目の前にいる相手は、背にある大剣すら抜くそぶりを見せない。
何度も、謎の『波動』に跳ね飛ばされるだけだ。
「この力?神の力『神波動』だよ。これに近い能力は、君らの一族の宗家のお嬢様にしか使えないはずだよ。」
相手・・・少女は、圧倒的な威圧感を放っている。
「でも僕たちは、君らを殺したくないんだよ。本来ならば、君たちは『親』である二代目レイストの命に従い、邪悪を倒さねばならない。お嬢様―レイスト・エミア・ティアムル―を旗印にしてね・・・
ま、僕は面倒だから、魔王の一人も軽く片付けておけば君らの戦力を削れるかと思ったんだけど、当の君が出てきたからしょうがない。ところで・・・」
敵―少女―は、ブラストを見つめる。
「悪い子には、おしおきだよ。
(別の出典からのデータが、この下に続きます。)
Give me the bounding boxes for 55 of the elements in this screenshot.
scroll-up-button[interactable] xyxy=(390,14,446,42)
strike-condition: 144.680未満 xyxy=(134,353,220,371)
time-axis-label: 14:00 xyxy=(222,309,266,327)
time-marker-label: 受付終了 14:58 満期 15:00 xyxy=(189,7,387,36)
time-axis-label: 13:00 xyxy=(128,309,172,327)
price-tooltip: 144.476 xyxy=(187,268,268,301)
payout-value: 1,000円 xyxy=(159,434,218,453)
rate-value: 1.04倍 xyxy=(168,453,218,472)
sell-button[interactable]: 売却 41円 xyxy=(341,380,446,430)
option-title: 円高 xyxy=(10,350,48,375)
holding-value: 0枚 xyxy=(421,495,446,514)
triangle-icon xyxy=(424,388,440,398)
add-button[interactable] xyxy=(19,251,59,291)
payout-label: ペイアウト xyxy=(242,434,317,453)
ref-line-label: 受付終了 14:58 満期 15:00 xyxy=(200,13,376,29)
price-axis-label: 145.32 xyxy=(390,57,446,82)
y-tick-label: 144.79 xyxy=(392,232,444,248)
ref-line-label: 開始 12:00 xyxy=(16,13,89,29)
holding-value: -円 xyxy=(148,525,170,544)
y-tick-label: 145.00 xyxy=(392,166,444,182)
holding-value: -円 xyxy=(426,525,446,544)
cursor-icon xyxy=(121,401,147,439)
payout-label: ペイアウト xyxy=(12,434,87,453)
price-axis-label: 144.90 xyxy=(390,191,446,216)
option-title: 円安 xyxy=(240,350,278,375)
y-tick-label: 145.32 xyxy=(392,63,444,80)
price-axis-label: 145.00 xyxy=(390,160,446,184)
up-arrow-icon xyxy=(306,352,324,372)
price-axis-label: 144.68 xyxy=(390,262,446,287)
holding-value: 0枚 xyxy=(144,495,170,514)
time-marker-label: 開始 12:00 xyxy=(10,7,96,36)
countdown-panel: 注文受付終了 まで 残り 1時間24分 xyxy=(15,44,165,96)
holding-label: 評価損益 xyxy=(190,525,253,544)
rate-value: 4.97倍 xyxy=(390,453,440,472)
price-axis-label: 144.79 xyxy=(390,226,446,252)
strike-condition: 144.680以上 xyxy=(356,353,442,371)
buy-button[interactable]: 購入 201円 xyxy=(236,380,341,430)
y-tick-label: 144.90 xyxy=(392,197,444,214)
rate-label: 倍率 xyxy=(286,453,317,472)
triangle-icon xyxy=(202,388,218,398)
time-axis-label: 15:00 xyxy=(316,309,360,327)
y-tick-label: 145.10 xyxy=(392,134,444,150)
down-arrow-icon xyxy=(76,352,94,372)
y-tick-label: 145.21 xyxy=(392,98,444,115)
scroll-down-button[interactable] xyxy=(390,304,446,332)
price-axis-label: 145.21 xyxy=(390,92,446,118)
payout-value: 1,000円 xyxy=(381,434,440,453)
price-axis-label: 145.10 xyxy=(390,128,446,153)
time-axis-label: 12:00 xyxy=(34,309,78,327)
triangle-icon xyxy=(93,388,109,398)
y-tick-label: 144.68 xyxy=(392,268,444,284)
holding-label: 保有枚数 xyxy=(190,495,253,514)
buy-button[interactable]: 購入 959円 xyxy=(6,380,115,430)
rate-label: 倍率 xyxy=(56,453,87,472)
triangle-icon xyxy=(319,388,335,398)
」
少女は、右手に赤い羽根を持っていた。
いつの間にかである。
「!!」
そして、いつのまにか、ブラストの胸に羽根が刺さっていた。
「ぐああああああああっ!」
途端にブラストは、炎上するが、炎はすぐ消える。
「はあはあはあ・・・何をした・・・!?」
「おかしいなあ・・・これって、善良な人なら、超悪くなっていても悪い心がすっきり。ホントに悪い人なら死んじゃう『浄化の炎』なんだよね・・・」
「まさか・・・きさま・・・『創造神族』か!?」
「ご『想像』におまかせします。じゃ、僕は、お嬢様に会いに行くよ。今度会うときは、いい子になってるといいね。」
そう言うと、少女は姿を消した。
彼女・・・これで『遊んでる』レベルの実力なんです。